I'm taking quantum mechanics and statistical mechanics at the same time right now. It's fine - you don't need to know THAT much quantum mechanics. Just a handful of ideas that you could learn on your own.

 

[Mute]

There are some important concepts from Quantum Mechanics that will come up in Stat Mech. You won't be sunk if you don't know them beforehand, but it may just seem like you're moving symbols around on a page with little understand why if you don't. Those concepts are:

-The Heisenberg uncertainty principle, \Delta x \Delta p \geq \hbar/2. This will come up when discussing writing down the partition function for an ideal gas or counting available states in a classical system, for example. One typically needs to coarse-grain the phase space into bins, and this provides the natual size of the bins.

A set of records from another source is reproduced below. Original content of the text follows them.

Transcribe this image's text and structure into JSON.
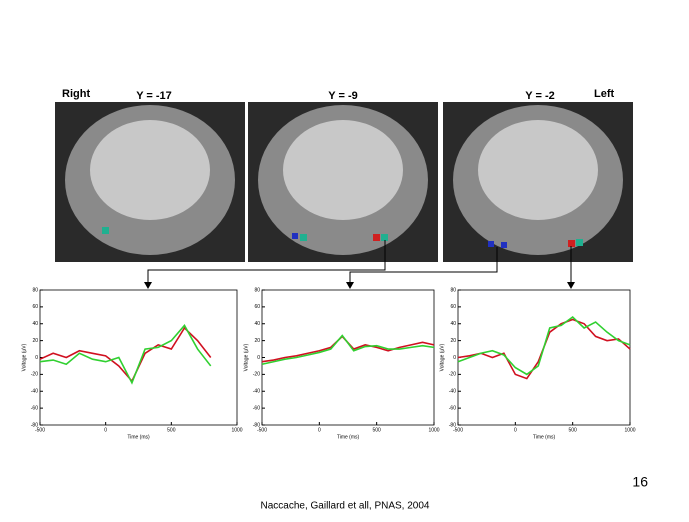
{
  "slide": {
    "labels": [
      "Right",
      "Y = -17",
      "Y = -9",
      "Y = -2",
      "Left"
    ],
    "page_number": "16",
    "citation": "Naccache, Gaillard et all, PNAS, 2004"
  },
  "chart_data": [
    {
      "type": "line",
      "xlabel": "Time (ms)",
      "ylabel": "Voltage (µV)",
      "xlim": [
        -500,
        1000
      ],
      "ylim": [
        -80,
        80
      ],
      "xticks": [
        -500,
        0,
        500,
        1000
      ],
      "yticks": [
        -80,
        -60,
        -40,
        -20,
        0,
        20,
        40,
        60,
        80
      ],
      "x": [
        -500,
        -400,
        -300,
        -200,
        -100,
        0,
        100,
        200,
        300,
        400,
        500,
        600,
        700,
        800
      ],
      "series": [
        {
          "color": "#d01020",
          "values": [
            -2,
            5,
            0,
            8,
            5,
            2,
            -10,
            -28,
            5,
            15,
            10,
            35,
            20,
            0
          ]
        },
        {
          "color": "#30d030",
          "values": [
            -5,
            -3,
            -8,
            5,
            -2,
            -5,
            0,
            -30,
            10,
            12,
            20,
            38,
            10,
            -10
          ]
        }
      ]
    },
    {
      "type": "line",
      "xlabel": "Time (ms)",
      "ylabel": "Voltage (µV)",
      "xlim": [
        -500,
        1000
      ],
      "ylim": [
        -80,
        80
      ],
      "xticks": [
        -500,
        0,
        500,
        1000
      ],
      "yticks": [
        -80,
        -60,
        -40,
        -20,
        0,
        20,
        40,
        60,
        80
      ],
      "x": [
        -500,
        -400,
        -300,
        -200,
        -100,
        0,
        100,
        200,
        300,
        400,
        500,
        600,
        700,
        800,
        900,
        1000
      ],
      "series": [
        {
          "color": "#d01020",
          "values": [
            -5,
            -3,
            0,
            2,
            5,
            8,
            12,
            25,
            10,
            15,
            12,
            8,
            12,
            15,
            18,
            15
          ]
        },
        {
          "color": "#30d030",
          "values": [
            -8,
            -5,
            -2,
            0,
            3,
            6,
            10,
            26,
            8,
            13,
            14,
            10,
            10,
            12,
            14,
            12
          ]
        }
      ]
    },
    {
      "type": "line",
      "xlabel": "Time (ms)",
      "ylabel": "Voltage (µV)",
      "xlim": [
        -500,
        1000
      ],
      "ylim": [
        -80,
        80
      ],
      "xticks": [
        -500,
        0,
        500,
        1000
      ],
      "yticks": [
        -80,
        -60,
        -40,
        -20,
        0,
        20,
        40,
        60,
        80
      ],
      "x": [
        -500,
        -400,
        -300,
        -200,
        -100,
        0,
        100,
        200,
        300,
        400,
        500,
        600,
        700,
        800,
        900,
        1000
      ],
      "series": [
        {
          "color": "#d01020",
          "values": [
            0,
            2,
            5,
            0,
            5,
            -20,
            -25,
            -5,
            30,
            40,
            45,
            40,
            25,
            20,
            22,
            10
          ]
        },
        {
          "color": "#30d030",
          "values": [
            -5,
            0,
            5,
            8,
            3,
            -12,
            -20,
            -10,
            35,
            38,
            48,
            35,
            42,
            30,
            20,
            15
          ]
        }
      ]
    }
  ]
}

-Discretization of energy levels: when writing down the partition function or counting states it's easier to work with discrete possibilities rather than continuous ones, so one typically deals with the discrete energy levels found in quantum mechanical systems, as there you don't need to worry about coarse-graining your phase space into discrete cells because it's already built in.

-Simple Harmonic Oscillator: You might calculate the partition function for the SHO both classically and quantum-mechanically.

-Bosons and Fermions and the Pauli Exclusion Principle: the statistical mechanics of bosons and fermions will naturally take into account some quantum mechanics and the exclusion principle.

You could probably take these concurrently and not be totally lost, and maybe even take stat mech without quantum at all, but it may be more conceptually difficult. You should probably ask your department for advice on the matter.